Story at a glance
- As U.S. citizens are repatriated, the CDC is taking preventative measures to control for the virus to spread within the U.S.
- Known as community spread, COVID-19 is “likely” to occur through human-to-human transmission in the U.S. as seen in Asia.
- The CDC continues to partner with local hospitals to expand its monitoring network.
As the coronavirus COVID-19 continues its global spread, the U.S. Centers for Disease Control and Prevention (CDC) is expanding its efforts to count and control for the virus, as well as prepare for a potential pandemic.
Speaking to reporters on Friday, Dr. Nancy Messonnier, the director of the CDC’s National Center for Immunization and Respiratory Diseases, confirmed that the CDC’s priority remains “slowing the introduction of the virus into the U.S."

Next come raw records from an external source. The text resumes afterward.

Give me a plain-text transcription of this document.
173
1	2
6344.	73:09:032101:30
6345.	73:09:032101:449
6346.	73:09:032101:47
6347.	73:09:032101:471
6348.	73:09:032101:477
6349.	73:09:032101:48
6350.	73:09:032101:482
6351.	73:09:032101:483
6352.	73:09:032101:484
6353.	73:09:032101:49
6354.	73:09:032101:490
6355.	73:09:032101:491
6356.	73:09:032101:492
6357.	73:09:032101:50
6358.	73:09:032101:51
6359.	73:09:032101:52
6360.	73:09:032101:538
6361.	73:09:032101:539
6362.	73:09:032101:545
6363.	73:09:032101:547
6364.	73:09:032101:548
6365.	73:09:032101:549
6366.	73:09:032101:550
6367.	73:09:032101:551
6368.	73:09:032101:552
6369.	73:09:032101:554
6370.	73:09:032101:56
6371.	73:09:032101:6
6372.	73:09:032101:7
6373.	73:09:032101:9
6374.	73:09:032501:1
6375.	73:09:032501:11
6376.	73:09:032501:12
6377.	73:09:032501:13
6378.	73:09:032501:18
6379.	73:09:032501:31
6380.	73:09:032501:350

"This buys us more time to prepare communities for more cases and possibly sustained spread,” she said, noting that the U.S. is not seeing the kind of rapid community spread that other countries in Asia are experiencing.

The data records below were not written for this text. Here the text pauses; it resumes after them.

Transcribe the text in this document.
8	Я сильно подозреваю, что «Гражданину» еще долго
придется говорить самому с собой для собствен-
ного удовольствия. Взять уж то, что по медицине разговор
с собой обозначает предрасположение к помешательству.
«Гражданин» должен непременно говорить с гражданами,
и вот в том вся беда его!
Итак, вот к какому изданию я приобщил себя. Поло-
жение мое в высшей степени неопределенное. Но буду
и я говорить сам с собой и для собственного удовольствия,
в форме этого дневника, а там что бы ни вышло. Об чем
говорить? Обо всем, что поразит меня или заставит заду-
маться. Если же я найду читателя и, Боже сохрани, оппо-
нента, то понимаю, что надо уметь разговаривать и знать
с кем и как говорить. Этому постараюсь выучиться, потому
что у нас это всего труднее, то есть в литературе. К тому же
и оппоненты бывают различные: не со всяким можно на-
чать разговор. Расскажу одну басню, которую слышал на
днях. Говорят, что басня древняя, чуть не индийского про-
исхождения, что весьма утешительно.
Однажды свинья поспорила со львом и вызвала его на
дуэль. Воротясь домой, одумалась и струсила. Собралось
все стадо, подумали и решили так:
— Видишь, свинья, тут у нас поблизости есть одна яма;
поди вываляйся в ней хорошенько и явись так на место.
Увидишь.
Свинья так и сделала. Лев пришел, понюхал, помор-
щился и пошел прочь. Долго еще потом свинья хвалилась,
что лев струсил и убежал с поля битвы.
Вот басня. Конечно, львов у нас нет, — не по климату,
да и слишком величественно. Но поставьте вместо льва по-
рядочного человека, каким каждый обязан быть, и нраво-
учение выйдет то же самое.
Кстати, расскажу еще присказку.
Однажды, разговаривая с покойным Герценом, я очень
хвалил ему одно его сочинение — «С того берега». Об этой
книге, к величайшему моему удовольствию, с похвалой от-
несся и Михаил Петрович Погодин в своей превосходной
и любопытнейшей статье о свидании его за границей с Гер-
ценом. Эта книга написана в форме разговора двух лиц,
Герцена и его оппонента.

Community spread occurs when the virus passes from person to person in a community, and the source remains unknown.
She says that this is not occurring in the U.S., “but it’s very possible, even likely, that it may eventually happen.” To prevent community spread, she said, the CDC is taking “unprecedented aggressive action” and is working with state hospitals, health care facilities, pharmacies and emergency medical equipment suppliers to keep communities across the U.S. ready for new cases.
Collaborating with clinics across the country will “help CDC understand when we may need to take more aggressive measures to ensure that health care workers on the front lines have access to the supplies that they need,” she said. “We are reviewing all of our pandemic materials and adapting them to COVID-19.”

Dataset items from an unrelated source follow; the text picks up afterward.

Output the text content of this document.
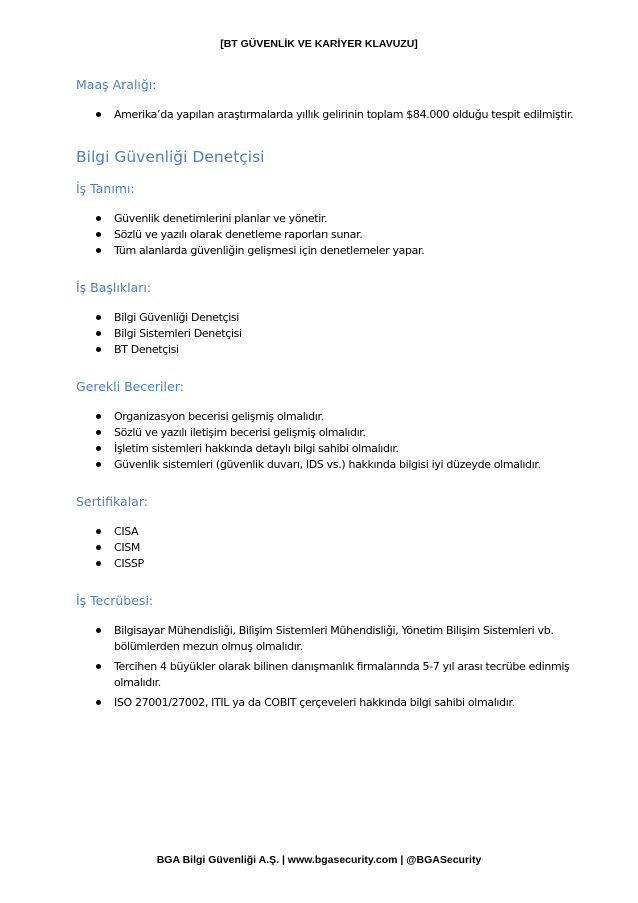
[BT GÜVENLİK VE KARİYER KLAVUZU]
Maaş Aralığı:
Amerika’da yapılan araştırmalarda yıllık gelirinin toplam $84.000 olduğu tespit edilmiştir.
Bilgi Güvenliği Denetçisi
İş Tanımı:
Güvenlik denetimlerini planlar ve yönetir.
Sözlü ve yazılı olarak denetleme raporları sunar.
Tüm alanlarda güvenliğin gelişmesi için denetlemeler yapar.
İş Başlıkları:
Bilgi Güvenliği Denetçisi
Bilgi Sistemleri Denetçisi
BT Denetçisi
Gerekli Beceriler:
Organizasyon becerisi gelişmiş olmalıdır.
Sözlü ve yazılı iletişim becerisi gelişmiş olmalıdır.
İşletim sistemleri hakkında detaylı bilgi sahibi olmalıdır.
Güvenlik sistemleri (güvenlik duvarı, IDS vs.) hakkında bilgisi iyi düzeyde olmalıdır.
Sertifikalar:
CISA
CISM
CISSP
İş Tecrübesi:
Bilgisayar Mühendisliği, Bilişim Sistemleri Mühendisliği, Yönetim Bilişim Sistemleri vb. bölümlerden mezun olmuş olmalıdır.
Tercihen 4 büyükler olarak bilinen danışmanlık firmalarında 5-7 yıl arası tecrübe edinmiş olmalıdır.
ISO 27001/27002, ITIL ya da COBIT çerçeveleri hakkında bilgi sahibi olmalıdır.
BGA Bilgi Güvenliği A.Ş. | www.bgasecurity.com | @BGASecurity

Messonnier also outlined a new method the CDC will be using to track confirmed cases of American citizens with COVID-19.
She said that case counts will be reported and tracked in two different categories of patients: those repatriated with the help of the U.S. State Department after traveling to Wuhan, China, where the outbreak began, and then all other cases picked up by U.S. public health systems.
This system will be adopted to better understand the spread of the virus within the U.S. Messonnier said that the current numbers may not accurately represent the state of COVID-19 in the U.S.
The CDC confirmed that with the new system, there are 13 U.S. cases and 21 repatriated cases. Several Americans are hospitalized in Japan, as well, and are reportedly “seriously ill.”
While there have been no fatalities in the U.S. so far, Messonnier told reporters that evacuated passengers from the Diamond Princess cruise ship are highly contagious, and as many of them are older than the age of 60, she expects other issues to arise.
As more than 300 American returned home earlier this week from quarantine aboard the Diamond Princess, 18 have been diagnosed with COVD-19. Messonnier expects more diagnoses as some passengers may be incubating symptoms, and may be asymptomatic.
Messonnier confirmed that there are no current vaccines or medicines being used to target COVID-19 specifically.
According to Johns Hopkins CSSE’s real-time map, the current number of cases has risen to 76,798, and the death toll is 2,250. A reported 18,870 formerly ill patients have been recovered.